Per "sfogliare" il nucleo del povero Mycoplasma,
Venter e la sua equipe hanno usato i cosiddetti transposoni, geni con il compito preciso
di eliminare altri geni. Una volta identificato il pacchetto-base di geni che produce
quella che chiamiamo vita, il resto verrà da sé. Anche se non si è trattato di
un'operazione facile. Esempio: in molti organismi se un certo gene viene eliminato, altri
geni lo sostituiscono. Un problema in più da risolvere, quindi. Comunque il "numero
della vita" alla fine è arrivato: per vivere al Mycoplasma genitalium servono 300
geni. E' questo il "kit di sopravvivenza" da cui partire. Secondo Venter si
potrebbe separare le varie basi nucleotidiche che formano il Dna dei 300 geni per poi
"pescarle" e costruire il nuovo batterio artificiale. Magari a caso.

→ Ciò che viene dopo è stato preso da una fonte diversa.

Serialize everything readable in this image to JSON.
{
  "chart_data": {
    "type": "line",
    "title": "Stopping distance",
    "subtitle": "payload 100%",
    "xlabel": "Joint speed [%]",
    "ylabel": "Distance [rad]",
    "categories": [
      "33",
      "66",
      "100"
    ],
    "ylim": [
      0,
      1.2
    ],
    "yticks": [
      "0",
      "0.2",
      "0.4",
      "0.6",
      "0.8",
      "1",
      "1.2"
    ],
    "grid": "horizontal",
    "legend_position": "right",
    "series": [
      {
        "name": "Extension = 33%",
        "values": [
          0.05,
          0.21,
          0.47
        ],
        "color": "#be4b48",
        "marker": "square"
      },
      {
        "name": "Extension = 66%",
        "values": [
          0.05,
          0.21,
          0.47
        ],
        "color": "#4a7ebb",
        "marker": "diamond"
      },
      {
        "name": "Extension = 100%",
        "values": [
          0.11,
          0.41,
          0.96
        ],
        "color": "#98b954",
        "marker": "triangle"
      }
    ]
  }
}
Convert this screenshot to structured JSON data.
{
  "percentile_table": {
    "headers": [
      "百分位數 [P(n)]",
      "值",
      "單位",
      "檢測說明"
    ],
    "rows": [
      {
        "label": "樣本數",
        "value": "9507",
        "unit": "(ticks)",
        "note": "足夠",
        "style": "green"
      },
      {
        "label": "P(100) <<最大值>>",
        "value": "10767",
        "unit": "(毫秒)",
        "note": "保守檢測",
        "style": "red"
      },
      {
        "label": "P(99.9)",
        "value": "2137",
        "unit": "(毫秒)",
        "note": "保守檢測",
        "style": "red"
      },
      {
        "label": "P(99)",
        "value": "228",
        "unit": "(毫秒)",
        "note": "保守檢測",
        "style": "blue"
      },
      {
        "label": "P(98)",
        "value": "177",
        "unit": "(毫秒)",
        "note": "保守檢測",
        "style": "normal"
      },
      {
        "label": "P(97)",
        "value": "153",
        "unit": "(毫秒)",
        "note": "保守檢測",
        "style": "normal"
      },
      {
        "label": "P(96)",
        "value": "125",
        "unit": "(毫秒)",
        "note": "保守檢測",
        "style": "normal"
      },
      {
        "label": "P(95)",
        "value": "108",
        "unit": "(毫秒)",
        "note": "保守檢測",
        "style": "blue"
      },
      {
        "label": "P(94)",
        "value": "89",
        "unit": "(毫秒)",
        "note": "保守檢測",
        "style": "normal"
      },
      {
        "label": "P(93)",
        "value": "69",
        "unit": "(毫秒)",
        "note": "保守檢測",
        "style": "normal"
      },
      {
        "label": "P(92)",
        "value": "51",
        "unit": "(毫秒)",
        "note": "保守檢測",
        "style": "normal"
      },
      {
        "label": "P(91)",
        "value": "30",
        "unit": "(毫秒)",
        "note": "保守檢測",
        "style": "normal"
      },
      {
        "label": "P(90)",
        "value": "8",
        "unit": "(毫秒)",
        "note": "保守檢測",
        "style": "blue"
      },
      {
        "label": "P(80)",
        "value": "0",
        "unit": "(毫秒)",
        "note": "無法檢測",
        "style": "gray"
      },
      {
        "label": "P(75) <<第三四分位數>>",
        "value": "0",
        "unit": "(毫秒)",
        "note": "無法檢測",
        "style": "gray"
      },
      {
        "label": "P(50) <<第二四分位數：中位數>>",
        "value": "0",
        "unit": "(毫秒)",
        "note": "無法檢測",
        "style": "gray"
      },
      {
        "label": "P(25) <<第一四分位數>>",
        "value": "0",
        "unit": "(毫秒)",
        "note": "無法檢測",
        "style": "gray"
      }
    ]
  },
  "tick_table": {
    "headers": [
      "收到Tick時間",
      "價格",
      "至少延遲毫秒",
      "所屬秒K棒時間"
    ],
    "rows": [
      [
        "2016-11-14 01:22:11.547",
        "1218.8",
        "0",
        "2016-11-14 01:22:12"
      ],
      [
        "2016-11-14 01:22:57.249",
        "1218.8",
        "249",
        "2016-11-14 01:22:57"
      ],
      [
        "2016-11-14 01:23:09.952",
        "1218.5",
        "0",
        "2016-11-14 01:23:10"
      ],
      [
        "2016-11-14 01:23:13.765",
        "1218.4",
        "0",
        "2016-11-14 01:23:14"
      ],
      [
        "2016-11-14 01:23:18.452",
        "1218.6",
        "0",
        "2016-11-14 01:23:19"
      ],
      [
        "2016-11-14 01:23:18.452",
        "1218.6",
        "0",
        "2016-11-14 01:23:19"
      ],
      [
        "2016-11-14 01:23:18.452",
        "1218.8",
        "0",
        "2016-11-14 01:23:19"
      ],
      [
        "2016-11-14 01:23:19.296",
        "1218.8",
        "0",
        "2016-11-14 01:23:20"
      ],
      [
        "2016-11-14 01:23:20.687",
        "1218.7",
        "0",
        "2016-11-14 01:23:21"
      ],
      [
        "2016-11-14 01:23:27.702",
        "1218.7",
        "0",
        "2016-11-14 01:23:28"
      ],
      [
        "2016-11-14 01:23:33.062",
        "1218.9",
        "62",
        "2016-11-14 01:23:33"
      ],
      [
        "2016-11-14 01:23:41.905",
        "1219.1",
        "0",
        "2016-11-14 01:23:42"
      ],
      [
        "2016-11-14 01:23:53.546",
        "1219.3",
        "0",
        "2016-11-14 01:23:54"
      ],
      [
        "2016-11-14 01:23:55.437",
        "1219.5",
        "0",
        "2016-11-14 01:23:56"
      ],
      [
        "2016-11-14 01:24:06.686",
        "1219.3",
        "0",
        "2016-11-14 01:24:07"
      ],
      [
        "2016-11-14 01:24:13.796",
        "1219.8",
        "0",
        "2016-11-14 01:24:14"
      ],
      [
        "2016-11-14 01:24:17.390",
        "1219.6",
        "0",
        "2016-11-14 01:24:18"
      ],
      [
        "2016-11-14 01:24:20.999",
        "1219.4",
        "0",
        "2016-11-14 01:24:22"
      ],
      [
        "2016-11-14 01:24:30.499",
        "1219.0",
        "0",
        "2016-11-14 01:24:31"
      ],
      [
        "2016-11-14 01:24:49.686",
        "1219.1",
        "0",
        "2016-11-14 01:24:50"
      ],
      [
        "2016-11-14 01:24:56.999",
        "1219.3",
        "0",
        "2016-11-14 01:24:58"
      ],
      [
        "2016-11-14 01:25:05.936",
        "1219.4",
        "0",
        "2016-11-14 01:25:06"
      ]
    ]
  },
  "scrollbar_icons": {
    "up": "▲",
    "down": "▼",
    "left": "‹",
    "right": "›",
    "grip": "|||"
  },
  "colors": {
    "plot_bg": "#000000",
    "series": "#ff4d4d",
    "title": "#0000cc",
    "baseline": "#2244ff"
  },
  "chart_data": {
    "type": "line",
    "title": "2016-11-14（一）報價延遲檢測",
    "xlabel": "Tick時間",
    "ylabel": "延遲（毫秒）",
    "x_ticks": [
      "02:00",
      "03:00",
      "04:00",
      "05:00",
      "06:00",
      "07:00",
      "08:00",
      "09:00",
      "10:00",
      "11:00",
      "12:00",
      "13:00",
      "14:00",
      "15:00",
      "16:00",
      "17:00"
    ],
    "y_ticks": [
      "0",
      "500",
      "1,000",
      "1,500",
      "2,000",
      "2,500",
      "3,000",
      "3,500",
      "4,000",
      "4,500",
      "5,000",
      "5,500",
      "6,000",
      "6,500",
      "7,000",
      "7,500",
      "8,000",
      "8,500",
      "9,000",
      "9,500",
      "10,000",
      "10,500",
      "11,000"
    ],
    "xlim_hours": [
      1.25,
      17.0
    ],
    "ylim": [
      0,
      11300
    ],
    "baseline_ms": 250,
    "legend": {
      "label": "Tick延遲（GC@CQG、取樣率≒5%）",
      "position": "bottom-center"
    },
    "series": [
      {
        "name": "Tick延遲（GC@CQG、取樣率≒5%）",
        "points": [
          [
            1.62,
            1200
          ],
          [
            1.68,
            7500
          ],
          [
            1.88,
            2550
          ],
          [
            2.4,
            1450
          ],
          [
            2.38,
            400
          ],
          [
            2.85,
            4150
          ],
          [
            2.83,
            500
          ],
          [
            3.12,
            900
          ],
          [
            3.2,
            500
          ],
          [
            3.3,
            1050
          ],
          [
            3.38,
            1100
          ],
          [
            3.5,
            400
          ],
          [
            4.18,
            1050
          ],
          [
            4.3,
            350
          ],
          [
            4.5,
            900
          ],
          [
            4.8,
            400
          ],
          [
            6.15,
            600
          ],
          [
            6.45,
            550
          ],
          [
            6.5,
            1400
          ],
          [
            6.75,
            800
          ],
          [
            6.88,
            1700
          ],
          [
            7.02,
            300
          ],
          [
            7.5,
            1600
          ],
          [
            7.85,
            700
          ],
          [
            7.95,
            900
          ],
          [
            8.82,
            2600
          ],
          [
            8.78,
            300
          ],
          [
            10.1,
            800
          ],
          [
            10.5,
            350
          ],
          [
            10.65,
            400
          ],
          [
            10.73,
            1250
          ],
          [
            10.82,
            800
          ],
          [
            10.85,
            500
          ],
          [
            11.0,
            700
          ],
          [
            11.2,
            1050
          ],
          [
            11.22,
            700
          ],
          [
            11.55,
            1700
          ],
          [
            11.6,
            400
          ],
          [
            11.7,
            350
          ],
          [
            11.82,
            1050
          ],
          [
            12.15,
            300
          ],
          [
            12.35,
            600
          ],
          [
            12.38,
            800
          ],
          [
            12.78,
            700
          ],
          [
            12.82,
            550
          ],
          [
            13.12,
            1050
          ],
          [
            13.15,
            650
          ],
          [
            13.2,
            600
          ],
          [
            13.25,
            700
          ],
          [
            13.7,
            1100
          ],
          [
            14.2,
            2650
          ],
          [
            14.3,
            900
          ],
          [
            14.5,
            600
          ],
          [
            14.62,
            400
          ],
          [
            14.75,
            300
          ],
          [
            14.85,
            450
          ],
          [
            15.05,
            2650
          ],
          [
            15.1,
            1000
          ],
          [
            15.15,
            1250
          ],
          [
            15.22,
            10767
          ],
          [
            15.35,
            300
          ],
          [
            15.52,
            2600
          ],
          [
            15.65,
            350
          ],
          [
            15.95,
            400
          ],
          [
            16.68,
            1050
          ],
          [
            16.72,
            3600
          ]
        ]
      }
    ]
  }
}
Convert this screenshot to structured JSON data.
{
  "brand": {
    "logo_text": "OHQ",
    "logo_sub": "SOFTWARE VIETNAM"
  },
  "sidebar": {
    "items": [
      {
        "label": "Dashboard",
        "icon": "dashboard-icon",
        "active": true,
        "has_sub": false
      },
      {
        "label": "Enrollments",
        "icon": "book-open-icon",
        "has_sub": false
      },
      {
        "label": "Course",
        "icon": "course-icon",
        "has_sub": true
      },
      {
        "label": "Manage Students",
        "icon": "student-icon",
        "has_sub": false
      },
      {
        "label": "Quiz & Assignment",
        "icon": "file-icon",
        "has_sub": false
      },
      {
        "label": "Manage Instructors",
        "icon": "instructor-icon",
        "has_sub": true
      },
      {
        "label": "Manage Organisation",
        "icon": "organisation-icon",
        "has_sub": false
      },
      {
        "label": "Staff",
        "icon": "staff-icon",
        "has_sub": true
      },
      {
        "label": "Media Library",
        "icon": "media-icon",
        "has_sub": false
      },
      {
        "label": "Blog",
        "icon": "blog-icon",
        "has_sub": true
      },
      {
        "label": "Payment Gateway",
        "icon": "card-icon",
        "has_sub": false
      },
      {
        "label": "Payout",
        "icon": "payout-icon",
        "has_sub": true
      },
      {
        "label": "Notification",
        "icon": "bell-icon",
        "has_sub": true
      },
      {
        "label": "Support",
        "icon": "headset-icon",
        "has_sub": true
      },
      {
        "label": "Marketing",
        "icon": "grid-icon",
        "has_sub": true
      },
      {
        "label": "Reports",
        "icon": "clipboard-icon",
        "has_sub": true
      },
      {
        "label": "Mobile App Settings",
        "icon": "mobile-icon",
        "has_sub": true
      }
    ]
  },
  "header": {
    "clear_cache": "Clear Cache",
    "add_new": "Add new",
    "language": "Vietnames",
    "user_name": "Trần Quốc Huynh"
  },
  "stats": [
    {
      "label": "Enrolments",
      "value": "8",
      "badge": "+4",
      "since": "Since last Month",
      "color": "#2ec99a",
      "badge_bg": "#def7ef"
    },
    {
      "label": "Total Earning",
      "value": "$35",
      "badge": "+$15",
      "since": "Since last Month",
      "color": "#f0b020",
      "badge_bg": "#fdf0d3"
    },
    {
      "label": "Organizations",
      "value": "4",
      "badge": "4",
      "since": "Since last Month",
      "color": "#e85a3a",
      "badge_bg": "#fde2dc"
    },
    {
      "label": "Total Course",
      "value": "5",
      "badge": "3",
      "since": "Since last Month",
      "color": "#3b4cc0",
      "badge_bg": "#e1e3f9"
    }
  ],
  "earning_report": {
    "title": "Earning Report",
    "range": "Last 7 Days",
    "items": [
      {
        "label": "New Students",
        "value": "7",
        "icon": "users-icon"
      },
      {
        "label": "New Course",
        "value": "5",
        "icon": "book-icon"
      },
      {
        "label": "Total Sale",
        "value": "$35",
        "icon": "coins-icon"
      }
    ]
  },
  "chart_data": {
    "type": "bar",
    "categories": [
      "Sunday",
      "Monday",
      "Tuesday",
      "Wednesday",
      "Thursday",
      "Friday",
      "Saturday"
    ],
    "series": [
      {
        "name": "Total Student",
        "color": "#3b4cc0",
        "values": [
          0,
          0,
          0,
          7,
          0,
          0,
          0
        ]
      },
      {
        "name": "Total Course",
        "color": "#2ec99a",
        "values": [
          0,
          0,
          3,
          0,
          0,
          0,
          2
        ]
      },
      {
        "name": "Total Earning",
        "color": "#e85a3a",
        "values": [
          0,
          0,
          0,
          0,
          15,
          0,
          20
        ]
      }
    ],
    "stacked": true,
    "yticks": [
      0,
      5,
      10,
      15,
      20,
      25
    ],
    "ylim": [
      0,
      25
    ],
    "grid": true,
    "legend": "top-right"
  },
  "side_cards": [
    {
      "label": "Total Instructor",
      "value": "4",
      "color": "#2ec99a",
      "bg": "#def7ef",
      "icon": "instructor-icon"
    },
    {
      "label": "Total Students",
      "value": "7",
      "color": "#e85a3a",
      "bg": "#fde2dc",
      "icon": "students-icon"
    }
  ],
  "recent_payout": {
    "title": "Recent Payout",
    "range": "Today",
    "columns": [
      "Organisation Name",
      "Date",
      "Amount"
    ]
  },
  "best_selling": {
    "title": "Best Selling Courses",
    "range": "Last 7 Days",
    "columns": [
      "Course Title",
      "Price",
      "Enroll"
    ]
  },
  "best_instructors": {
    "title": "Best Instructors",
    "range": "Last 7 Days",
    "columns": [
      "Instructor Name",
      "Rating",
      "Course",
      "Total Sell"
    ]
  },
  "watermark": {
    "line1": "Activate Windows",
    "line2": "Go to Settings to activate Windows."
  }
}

Ma qui si entra nella zona d'ombra. Né il ricercatore Usa
né altri sanno cosa ne verrà fuori, perché un essere vivente è molto più complesso di
quanto si pensi (ipotesi fosca: e se nascesse un microrganismo pestifero e invincibile?).
Una volta, a titolo di paragone, si pensava che dai batteri fino agli animali superiori i
geni che regolavano le funzioni principali fossero uguali. Come respirare, digerire,
costruire altre cellule, ecc. Invece niente: organismi diversi usano geni diversi per le
stesse funzioni. "E non sappiamo ancora a cosa serve il 50 per cento dei geni di ogni
genoma" spiega Venter. Mycoplasma compreso: almeno 100 geni del piccolo batterio sono
un vero mistero.
Ma questo non fermerà l'intrigante tentativo di creare una
nuova forma di vita. E' vero, Craig Verter dice che aspetta le decisioni degli esperti di
bioetica, dei teologi, forse dei filosofi. Ma chi crede che un "no" seppellirà
la voglia dell'uomo di provare, per la prima volta, il soffio esaltante della divinità?